Should You Be Cycling Caffeine?
Caffeine is without a doubt the most consumed drug on the planet. There are millions of people who can't start a day without their warm hit of morning caffeine (myself included). Caffeine gets students through University and has saved many a person from falling asleep, in desperate times, or even every day at work. There is no disputing it, the world loves its caffeine.
The majority of us folk that go to the gym or workout take caffeine for different reasons than the general public. Caffeine is a well known ergogenic aid (something that enhances performance in sport and exercise) and its benefits on training and exercise are well known, especially by the supplement industry. Caffeine is the primary stimulant used in pre-workout supplements, and for good reason.
With such widespread use all over the world, it begs the questions: should you cycle caffeine? And if so, when, why and how. Let us take a look.
Tolerance - More Is Less
You no doubt can't remember it, but the first time you consumed caffeine in anything resembling a decent dose, you felt more alert, focused and even euphoric. Chances are if you have kept consuming caffeine habitually, these effects quickly diminished to feeling wakeful and more alert, with no hint of the euphoria or focus you felt that first time.
Unfortunately a tolerance to caffeine, which is aptly named ''caffeine tolerance'' is formed quickly when you have a high caffeine intake. One study showed that nearly complete caffeine tolerance could occur in as little as 1-4 days. This is what is known as an 'insurmountable' tolerance, meaning that drinking more won't fix the problem, unlike other tolerances to other substances.
Caffeine And Exercise
As I mentioned before, caffeine is a primary ingredient in pre-workout supplements and is used for its benefits on exercise performance. Caffeine increases aerobic exercise performance and has benefits on power output when either lifting weights or performing cardiovascular exercise. It also has been shown to increase training volume, and decrease perceived fatigue.
As you can see, caffeine and exercise work very well together. I mean, who doesn't want to train harder for longer and lift more when they are doing it. I guess the question is now; how does caffeine tolerance affect its benefits on exercise performance?
Caffeine's benefits on exercise endurance and time to fatigue don't seem to be affected with caffeine tolerance. But, unfortunately, caffeine's benefits on power output may suffer from increased tolerance.
The answer to this question depends on the reason you are taking caffeine. If you are taking caffeine to increase exercise endurance and performance, then building up a tolerance to caffeine won't have an adverse effect. Although, it may be less effective in increasing power output.
If you are taking caffeine for its benefits on focus, mood (euphoria), fat burning and appetite suppression, then you may want to look at cycling caffeine, as these effects are all negatively impacted by increased caffeine tolerance.

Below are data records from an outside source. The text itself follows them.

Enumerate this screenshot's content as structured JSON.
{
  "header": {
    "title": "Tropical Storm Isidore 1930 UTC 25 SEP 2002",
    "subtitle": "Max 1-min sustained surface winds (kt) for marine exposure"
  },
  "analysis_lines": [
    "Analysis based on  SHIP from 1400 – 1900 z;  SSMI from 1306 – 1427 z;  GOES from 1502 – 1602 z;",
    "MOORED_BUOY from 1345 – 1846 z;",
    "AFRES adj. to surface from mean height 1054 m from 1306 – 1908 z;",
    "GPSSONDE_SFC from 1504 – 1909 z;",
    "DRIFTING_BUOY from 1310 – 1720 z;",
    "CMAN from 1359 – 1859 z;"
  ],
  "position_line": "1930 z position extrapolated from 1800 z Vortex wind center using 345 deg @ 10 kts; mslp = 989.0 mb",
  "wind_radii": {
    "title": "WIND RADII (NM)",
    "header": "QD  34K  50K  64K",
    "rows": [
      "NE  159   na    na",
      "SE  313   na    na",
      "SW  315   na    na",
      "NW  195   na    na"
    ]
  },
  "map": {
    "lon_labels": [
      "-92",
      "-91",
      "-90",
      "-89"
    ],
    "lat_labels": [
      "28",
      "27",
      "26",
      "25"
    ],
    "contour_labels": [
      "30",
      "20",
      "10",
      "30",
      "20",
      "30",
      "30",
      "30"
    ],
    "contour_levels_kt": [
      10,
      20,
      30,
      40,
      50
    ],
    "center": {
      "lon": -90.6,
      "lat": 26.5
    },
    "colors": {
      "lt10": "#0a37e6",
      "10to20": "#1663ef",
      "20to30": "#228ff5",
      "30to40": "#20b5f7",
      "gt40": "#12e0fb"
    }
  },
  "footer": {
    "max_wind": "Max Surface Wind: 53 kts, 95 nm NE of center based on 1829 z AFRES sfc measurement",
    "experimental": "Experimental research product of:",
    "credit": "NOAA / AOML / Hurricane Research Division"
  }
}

How Long To Cycle Off Caffeine?
There are mixed answers to this question, and it may vary depending on the individual. It is suggested by reliable sources, that cycling off caffeine for a month (this includes all caffeine beverages and sources) will reduce tolerance.
Other sites state that the process of cycling off caffeine can take anywhere from two weeks to two months and depends on the amount you were consuming.
This obviously applies to the ''cold turkey'' approach, completely cutting out caffeine from one's diet. You can also enhance the effects of caffeine when you consume it, simply by reducing your overall consumption.
There may be some cases where cycling caffeine could be beneficial for you, and this largely depends on the benefit you are trying to attain from it.
If you are looking to take caffeine for increased focus, mood, appetite suppression, and fat burning, then cycling it can increase the positive effects. If you are taking it for exercise performance, there is no real need to cycling it. Although, reducing your caffeine intake may help you feel the effects more.
If wish to cycle caffeine, try completely cutting out its consumption for anywhere between two and eight weeks depending on your previous use. This will have you feeling the full effects of caffeine once you start consuming it again.